Cross-site scripting error when saving a Legal Hold template with a survey or when confirming the notice
Article ID: 100052753
Updated On:
Description
Error Message
Unable to save template for hold. Cross-Site Scripting Detected
This error also occurs when a custodian receiving a Legal Hold Notice with a survey tries to Save as Draft or Confirm Compliance.
Failed to save the survey response as a draft. Cross-Site Scripting Detected
Cause
Additional Cross-Site Scripting (XSS) filters have been added to eDiscovery version 10.1.1 causing this error.
Resolution
Download the xss_properties_10.1.1.txt file attached to this article and open in a plain text editor.
Perform the following steps on each eDiscovery server, excluding Utility Nodes.
- Stop eDiscovery services on the server using the Clearwell Utility option #3.
- Navigate to \config\configs.
- Make a backup copy of the default.properties file.
- Edit the default.properties file and locate the following line.

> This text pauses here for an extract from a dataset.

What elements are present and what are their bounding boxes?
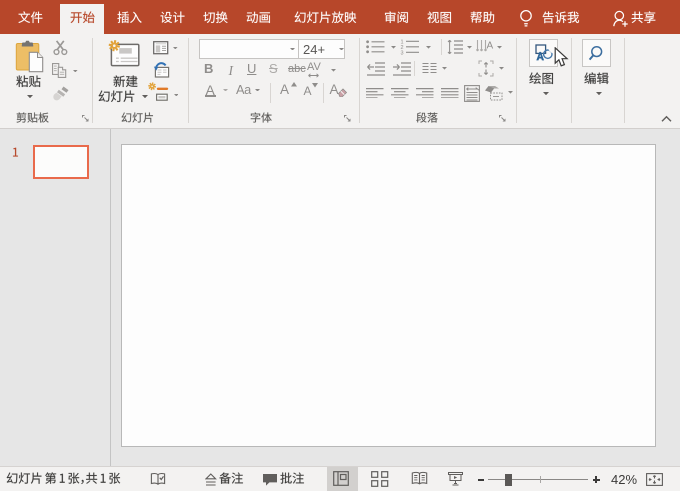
- svg-text:3: 3: [401, 51, 404, 56]
- svg-text:A: A: [487, 41, 494, 52]
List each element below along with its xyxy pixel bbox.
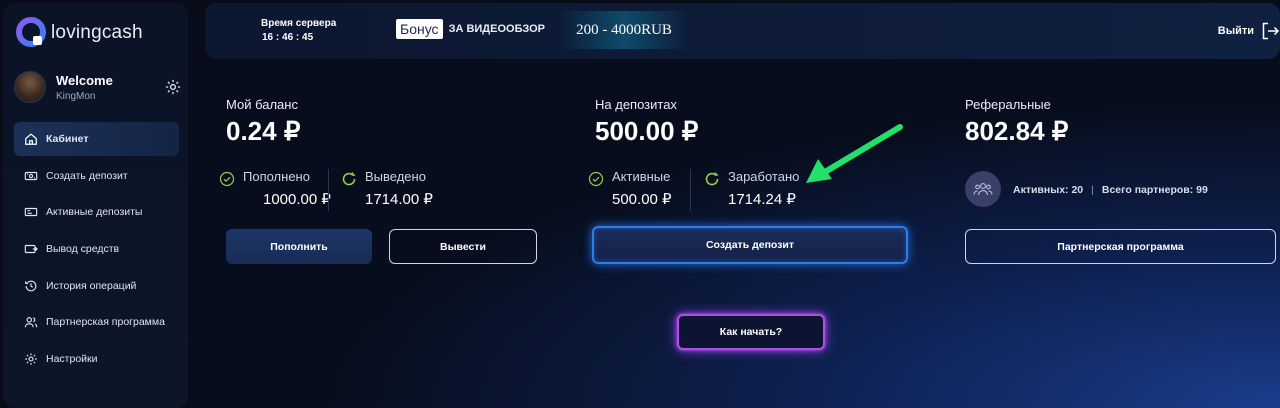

esa.xss.action.ajax_admin.kase.sources.LFISourceHandler_saveSource - Insert the text from the xss_properties_10.1.1.txt file ABOVE the line esa.xss.action.ajax_admin.kase.sources.LFISourceHandler_saveSource
- Save the default.properties file.
- Run a option #7 in the Clearwell Utility to perform an incremental rebuild and restart eDiscovery service.
Issue/Introduction
After upgrading to eDiscovery version 10.1.1, when attempting to save a Legal Hold Notice with a survey as a template, an error appeared in the UI that Cross-Site Scripting has been detected. The notices with surveys can be sent to custodians without this error.